You don't need much maths, honestly! Not for Hadamard Transform... look at
the URL I wrote up there (don't forget the 'l' in '.html'): There's a
"butterfly", the GIF with red and blue lines. 
That can be understood easily with only + and -, and programmed just as
well. And because it uses only + and -, it's alsa much easier and possibly
faster than DCT (dicrete cosine transformation). 

Take eight bytes (e.g. one column of an 8x8 block) with values a to h
(so a is a value between 0 and 255, b is a value between 0 and 255 etc.) 

a
b
c
d
e
f
g
h

Then you want to calculate the "Hadamard transform" of those bytes, which
is again 8 bytes, called then a', b', c' ... to h' , with the values 

a'  =  (a + b + c + d + e + f + g + h) /8
b'  =  (a + b + c + d - e - f - g - h) /8
c'  =  (a + b - c - d - e - f + g + h) /8
d'  =  (a + b - c - d + e + f - g - h) /8
e'  =  (a - b - c + d + e - f + g - h) /8
f'  =  (a - b - c + d - e + f + g - h) /8
g'  =  (a - b + c - d - e + f - g + h) /8
h'  =  (a - b + c - d + e - f + g - h) /8

Voila, the first Hadamard transform is finished. 
This you have to do for all the eight columns of an 8x8 block. 
You end up with 8 new columns, again it's an 8x8 block. 

Now do the same, but this time for the rows of this new block
instead of columns. Each step gives you a new row. 
Again you end up with an 8x8 block, which is the 

"Twodimensional Hadamard-Transform" of the block you started with.

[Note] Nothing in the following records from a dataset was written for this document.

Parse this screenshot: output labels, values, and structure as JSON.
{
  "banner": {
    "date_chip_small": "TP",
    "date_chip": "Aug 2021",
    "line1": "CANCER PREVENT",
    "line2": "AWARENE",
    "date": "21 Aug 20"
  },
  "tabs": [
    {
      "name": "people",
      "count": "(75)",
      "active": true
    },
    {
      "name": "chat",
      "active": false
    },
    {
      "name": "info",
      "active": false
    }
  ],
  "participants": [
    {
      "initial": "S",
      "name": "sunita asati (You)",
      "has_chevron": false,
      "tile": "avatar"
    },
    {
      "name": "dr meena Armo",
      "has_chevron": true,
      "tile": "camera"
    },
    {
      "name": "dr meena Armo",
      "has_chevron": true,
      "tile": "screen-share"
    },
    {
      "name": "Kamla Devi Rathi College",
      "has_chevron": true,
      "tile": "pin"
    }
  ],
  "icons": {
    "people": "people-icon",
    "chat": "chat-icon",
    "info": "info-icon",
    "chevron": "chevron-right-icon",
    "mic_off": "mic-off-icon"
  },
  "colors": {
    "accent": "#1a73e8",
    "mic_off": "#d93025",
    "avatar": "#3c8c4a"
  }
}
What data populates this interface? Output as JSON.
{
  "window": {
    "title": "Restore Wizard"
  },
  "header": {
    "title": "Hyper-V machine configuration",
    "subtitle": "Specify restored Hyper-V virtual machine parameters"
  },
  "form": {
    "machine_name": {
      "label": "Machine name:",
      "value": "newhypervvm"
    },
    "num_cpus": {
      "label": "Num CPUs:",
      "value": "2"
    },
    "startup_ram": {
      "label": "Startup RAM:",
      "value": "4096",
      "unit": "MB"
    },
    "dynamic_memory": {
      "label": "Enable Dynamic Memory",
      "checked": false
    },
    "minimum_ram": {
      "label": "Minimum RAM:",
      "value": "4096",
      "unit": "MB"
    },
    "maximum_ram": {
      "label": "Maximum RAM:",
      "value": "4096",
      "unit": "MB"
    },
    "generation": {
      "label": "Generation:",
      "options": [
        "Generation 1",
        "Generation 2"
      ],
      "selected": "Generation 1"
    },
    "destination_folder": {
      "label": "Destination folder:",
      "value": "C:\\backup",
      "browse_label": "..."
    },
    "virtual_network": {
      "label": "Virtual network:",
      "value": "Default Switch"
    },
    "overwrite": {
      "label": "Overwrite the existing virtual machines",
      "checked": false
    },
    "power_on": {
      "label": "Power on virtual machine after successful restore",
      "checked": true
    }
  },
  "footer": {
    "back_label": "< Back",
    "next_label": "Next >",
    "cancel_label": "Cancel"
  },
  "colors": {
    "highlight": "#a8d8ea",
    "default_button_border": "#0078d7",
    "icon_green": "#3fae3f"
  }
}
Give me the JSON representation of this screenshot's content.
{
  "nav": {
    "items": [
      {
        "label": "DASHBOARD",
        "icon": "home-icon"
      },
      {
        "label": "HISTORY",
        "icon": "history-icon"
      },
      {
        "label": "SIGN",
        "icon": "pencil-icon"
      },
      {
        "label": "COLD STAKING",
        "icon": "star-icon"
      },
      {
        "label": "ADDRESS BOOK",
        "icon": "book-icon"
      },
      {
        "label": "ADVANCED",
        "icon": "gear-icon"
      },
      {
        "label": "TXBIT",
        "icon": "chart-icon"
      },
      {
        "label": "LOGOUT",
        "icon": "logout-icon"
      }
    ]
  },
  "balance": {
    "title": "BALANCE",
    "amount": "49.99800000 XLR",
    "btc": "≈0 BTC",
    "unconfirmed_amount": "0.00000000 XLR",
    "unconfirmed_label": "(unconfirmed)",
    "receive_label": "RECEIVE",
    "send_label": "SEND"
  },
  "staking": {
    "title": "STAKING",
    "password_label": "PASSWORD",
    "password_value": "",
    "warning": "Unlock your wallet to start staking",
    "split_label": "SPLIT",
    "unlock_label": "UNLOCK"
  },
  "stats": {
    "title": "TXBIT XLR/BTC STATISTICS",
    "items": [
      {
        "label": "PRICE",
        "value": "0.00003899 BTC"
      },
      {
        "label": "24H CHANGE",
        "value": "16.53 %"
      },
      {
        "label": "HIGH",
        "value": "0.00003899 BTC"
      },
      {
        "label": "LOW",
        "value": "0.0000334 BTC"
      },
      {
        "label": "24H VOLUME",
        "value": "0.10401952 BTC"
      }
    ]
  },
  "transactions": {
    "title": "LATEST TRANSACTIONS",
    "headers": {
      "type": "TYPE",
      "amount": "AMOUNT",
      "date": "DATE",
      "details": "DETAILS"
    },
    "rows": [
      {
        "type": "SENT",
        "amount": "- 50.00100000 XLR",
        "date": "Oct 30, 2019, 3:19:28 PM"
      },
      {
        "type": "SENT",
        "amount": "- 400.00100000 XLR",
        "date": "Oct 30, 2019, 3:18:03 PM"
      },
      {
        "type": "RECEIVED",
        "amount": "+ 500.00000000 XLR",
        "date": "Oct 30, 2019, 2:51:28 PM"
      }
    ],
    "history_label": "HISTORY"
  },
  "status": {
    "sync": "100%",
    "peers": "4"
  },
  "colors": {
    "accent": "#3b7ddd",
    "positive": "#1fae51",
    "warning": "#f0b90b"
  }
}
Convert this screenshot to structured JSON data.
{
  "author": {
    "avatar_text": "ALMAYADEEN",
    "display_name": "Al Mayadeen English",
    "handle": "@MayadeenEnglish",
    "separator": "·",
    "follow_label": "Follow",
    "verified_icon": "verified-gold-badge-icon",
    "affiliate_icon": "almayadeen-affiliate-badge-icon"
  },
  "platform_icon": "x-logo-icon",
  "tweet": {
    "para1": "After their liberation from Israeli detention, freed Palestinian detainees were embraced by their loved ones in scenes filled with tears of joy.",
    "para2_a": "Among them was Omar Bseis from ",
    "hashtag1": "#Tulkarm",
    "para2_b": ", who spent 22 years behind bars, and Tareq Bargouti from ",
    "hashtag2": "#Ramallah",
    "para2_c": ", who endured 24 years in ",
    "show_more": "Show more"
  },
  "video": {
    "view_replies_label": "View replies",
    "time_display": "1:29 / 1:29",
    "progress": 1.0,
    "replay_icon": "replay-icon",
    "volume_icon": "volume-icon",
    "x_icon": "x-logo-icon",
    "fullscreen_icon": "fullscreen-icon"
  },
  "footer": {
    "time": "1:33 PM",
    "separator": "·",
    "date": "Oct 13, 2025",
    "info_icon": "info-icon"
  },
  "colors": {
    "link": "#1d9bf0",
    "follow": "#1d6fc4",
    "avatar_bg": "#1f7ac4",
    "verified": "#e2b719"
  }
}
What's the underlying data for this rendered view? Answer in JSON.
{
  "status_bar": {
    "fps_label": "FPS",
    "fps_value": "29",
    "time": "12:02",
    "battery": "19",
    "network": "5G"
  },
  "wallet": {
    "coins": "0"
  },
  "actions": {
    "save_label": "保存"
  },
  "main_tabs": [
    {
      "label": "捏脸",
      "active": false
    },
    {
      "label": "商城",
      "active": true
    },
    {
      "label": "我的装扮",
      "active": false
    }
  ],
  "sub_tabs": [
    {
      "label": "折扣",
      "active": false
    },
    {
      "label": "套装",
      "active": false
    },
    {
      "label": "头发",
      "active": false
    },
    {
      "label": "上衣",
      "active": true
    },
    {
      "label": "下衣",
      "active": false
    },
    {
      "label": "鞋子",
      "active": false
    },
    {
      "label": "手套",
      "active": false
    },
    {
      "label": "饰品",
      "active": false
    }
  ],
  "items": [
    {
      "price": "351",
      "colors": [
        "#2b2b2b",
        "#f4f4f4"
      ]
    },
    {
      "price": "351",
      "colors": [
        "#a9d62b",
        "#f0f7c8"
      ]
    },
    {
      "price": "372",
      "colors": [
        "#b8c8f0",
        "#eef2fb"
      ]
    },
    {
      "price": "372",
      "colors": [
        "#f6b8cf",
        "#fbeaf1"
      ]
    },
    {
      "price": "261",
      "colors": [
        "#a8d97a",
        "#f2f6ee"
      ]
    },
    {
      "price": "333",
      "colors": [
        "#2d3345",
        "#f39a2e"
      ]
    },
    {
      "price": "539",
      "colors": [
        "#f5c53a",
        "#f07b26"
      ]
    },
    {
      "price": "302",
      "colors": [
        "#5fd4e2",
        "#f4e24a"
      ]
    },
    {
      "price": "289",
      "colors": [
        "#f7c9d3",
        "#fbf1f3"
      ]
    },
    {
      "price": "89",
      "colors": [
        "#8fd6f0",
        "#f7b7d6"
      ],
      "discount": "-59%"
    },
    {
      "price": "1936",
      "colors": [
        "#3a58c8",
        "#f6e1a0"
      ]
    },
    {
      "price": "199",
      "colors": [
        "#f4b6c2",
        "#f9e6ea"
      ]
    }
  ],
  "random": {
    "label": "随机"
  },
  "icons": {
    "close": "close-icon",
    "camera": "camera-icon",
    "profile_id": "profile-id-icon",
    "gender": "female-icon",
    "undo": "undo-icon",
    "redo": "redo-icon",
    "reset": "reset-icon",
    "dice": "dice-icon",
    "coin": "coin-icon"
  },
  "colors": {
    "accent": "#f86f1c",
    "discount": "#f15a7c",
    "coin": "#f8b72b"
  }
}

The only problem is: To get this transform, you needed to calculate 
2*(8*(7) operations (2 for the dimensions, the 8 because you had to
go through all the rows or columns, the 7 because you had to add/subtracts
the values from a to h). I don't count the dividing by eight, for the
moment. 

The big quenstion is: Can it be done faster? And the answer is of course
"Yes" and the red-blue butterfly shows a nice way of doing it: 
Instead of calculating the big a+b-c+d-e+... etc in one step, 
calculate intermedia results and reuse them in the right way. 
>From the butterfly you can see how the original data is to be combined and
if you should add together them (blue) or subtract them (red) from each
other. 

Then you count the endpoints of red and blue lines, you see you get one
step of Hadamard transform with 24 add/subtract operations instead of
7*8=56 in the first case. Not bad. 

Now the real fun starts when you do this with MMX/XXM... then operation
for several rows/column can be done simultanously. But that's what you
know better than me, I guess...

gruel